Erfahrungen aus dem Bremer Projekt ComCall

Prof. Dr. Susanne Maaß, Dipl. Inform. Margita Zallmann
Universität Bremen

Ein Bildschirmarbeitsplatz in einem Call-Center

Call-Center erstellen Dienstleistungen für die Kunden eines Unternehmens, Klienten einer sozialen Organisation etc. – und zwar unmittelbar und abschließend im telefonischen Kontakt. Sie treten in vielerlei Formen auf, mit erheblichen Unterschieden ihrer Aufgaben, Arbeitsbedingungen und Qualifikationsanforderungen. Wir betrachten hier exemplarisch einen Arbeitsplatz, der nur einen Ausschnitt darstellt.

Ein Kaffeeunternehmen beliefert firmeneigene Cafeterias mit Kaffee und Zubehör und empfiehlt dafür Bestellungen über eine einheitliche Telefonnummer. Seine KundInnen sollen innerhalb ihrer geschäftsüblichen Zeiten ohne lästige Wartezeiten telefonisch bestellen können sowie prompt beliefert werden. Ein Call-Center erfasst die Bestellungen in Auftragsarbeit. Zuständig ist eine Gruppe von 10 "Agents" und einer TeamleiterIn.

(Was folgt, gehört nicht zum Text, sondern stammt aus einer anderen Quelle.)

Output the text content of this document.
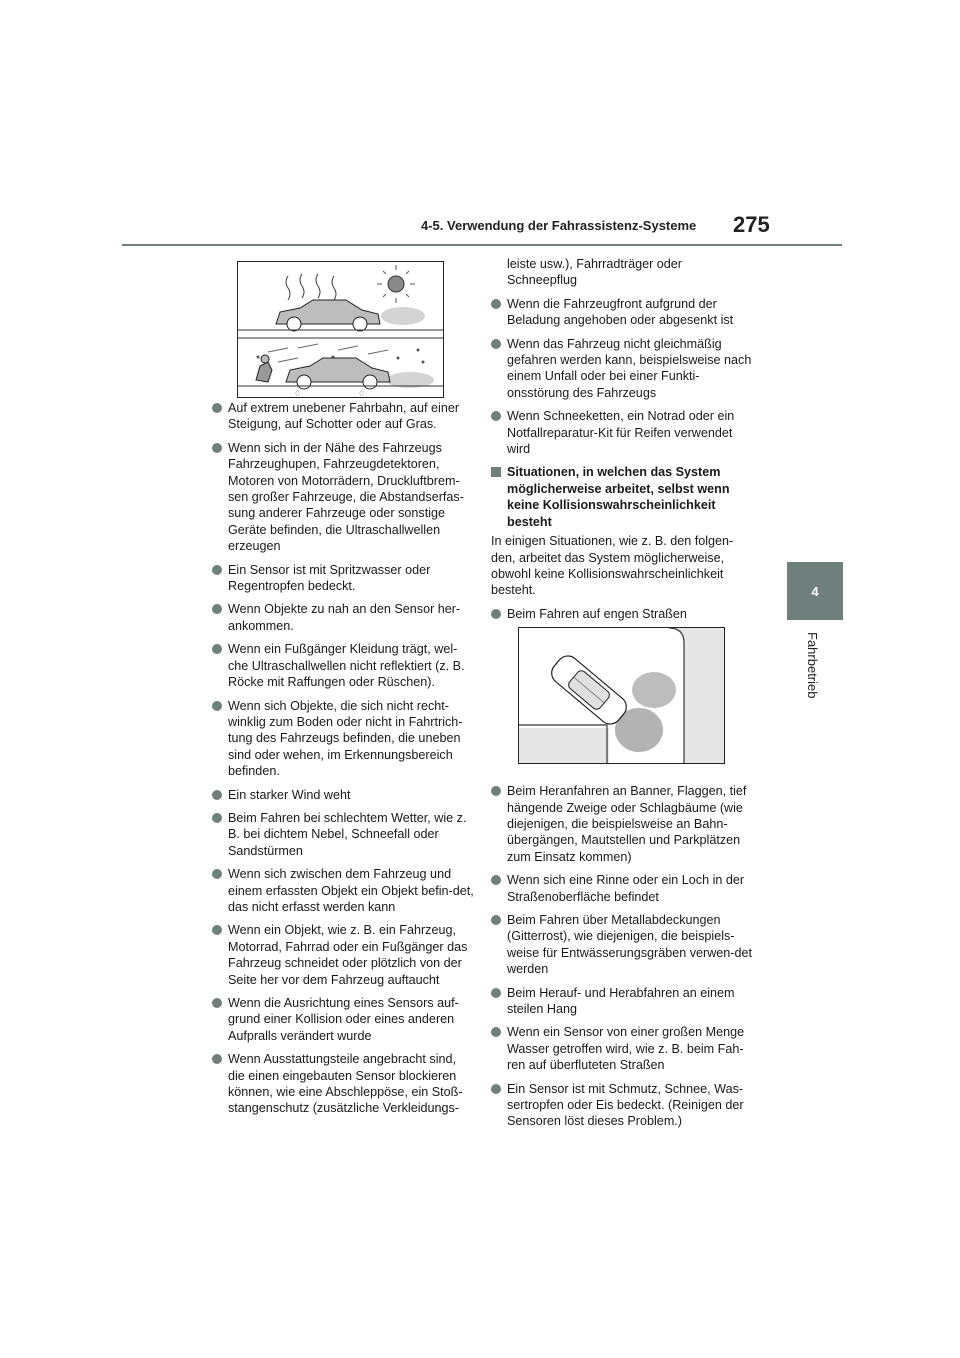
4-5. Verwendung der Fahrassistenz-Systeme 275
4
Fahrbetrieb
♢	♢
Auf extrem unebener Fahrbahn, auf einer Steigung, auf Schotter oder auf Gras.
Wenn sich in der Nähe des Fahrzeugs Fahrzeughupen, Fahrzeugdetektoren, Motoren von Motorrädern, Druckluftbrem-sen großer Fahrzeuge, die Abstandserfas-sung anderer Fahrzeuge oder sonstige Geräte befinden, die Ultraschallwellen erzeugen
Ein Sensor ist mit Spritzwasser oder Regentropfen bedeckt.
Wenn Objekte zu nah an den Sensor her-ankommen.
Wenn ein Fußgänger Kleidung trägt, wel-che Ultraschallwellen nicht reflektiert (z. B. Röcke mit Raffungen oder Rüschen).
Wenn sich Objekte, die sich nicht recht-winklig zum Boden oder nicht in Fahrtrich-tung des Fahrzeugs befinden, die uneben sind oder wehen, im Erkennungsbereich befinden.
Ein starker Wind weht
Beim Fahren bei schlechtem Wetter, wie z. B. bei dichtem Nebel, Schneefall oder Sandstürmen
Wenn sich zwischen dem Fahrzeug und einem erfassten Objekt ein Objekt befin-det, das nicht erfasst werden kann
Wenn ein Objekt, wie z. B. ein Fahrzeug, Motorrad, Fahrrad oder ein Fußgänger das Fahrzeug schneidet oder plötzlich von der Seite her vor dem Fahrzeug auftaucht
Wenn die Ausrichtung eines Sensors auf-grund einer Kollision oder eines anderen Aufpralls verändert wurde
Wenn Ausstattungsteile angebracht sind, die einen eingebauten Sensor blockieren können, wie eine Abschleppöse, ein Stoß-stangenschutz (zusätzliche Verkleidungs-
leiste usw.), Fahrradträger oder Schneepflug
Wenn die Fahrzeugfront aufgrund der Beladung angehoben oder abgesenkt ist
Wenn das Fahrzeug nicht gleichmäßig gefahren werden kann, beispielsweise nach einem Unfall oder bei einer Funkti-onsstörung des Fahrzeugs
Wenn Schneeketten, ein Notrad oder ein Notfallreparatur-Kit für Reifen verwendet wird
Situationen, in welchen das System möglicherweise arbeitet, selbst wenn keine Kollisionswahrscheinlichkeit besteht
In einigen Situationen, wie z. B. den folgen-den, arbeitet das System möglicherweise, obwohl keine Kollisionswahrscheinlichkeit besteht.
Beim Fahren auf engen Straßen
Beim Heranfahren an Banner, Flaggen, tief hängende Zweige oder Schlagbäume (wie diejenigen, die beispielsweise an Bahn-übergängen, Mautstellen und Parkplätzen zum Einsatz kommen)
Wenn sich eine Rinne oder ein Loch in der Straßenoberfläche befindet
Beim Fahren über Metallabdeckungen (Gitterrost), wie diejenigen, die beispiels-weise für Entwässerungsgräben verwen-det werden
Beim Herauf- und Herabfahren an einem steilen Hang
Wenn ein Sensor von einer großen Menge Wasser getroffen wird, wie z. B. beim Fah-ren auf überfluteten Straßen
Ein Sensor ist mit Schmutz, Schnee, Was-sertropfen oder Eis bedeckt. (Reinigen der Sensoren löst dieses Problem.)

Sie arbeiten an Bildschirmarbeitsplätzen mit angeschlossenem Telefon und Headset (zusammen mit weiteren Gruppen) in einem Großraumbüro. Die Arbeitsplatzcomputer sind mit einem Mix aus neuerer Call-Center-Software und der üblichen Bestellsoftware des Lieferanten ausgestattet. Sie sind mit dem zentralen Computer-Telefon-System des Call-Centers verbunden und haben Zugriff auf die Produkt- und Kundendatenbank des Kaffeeunternehmens.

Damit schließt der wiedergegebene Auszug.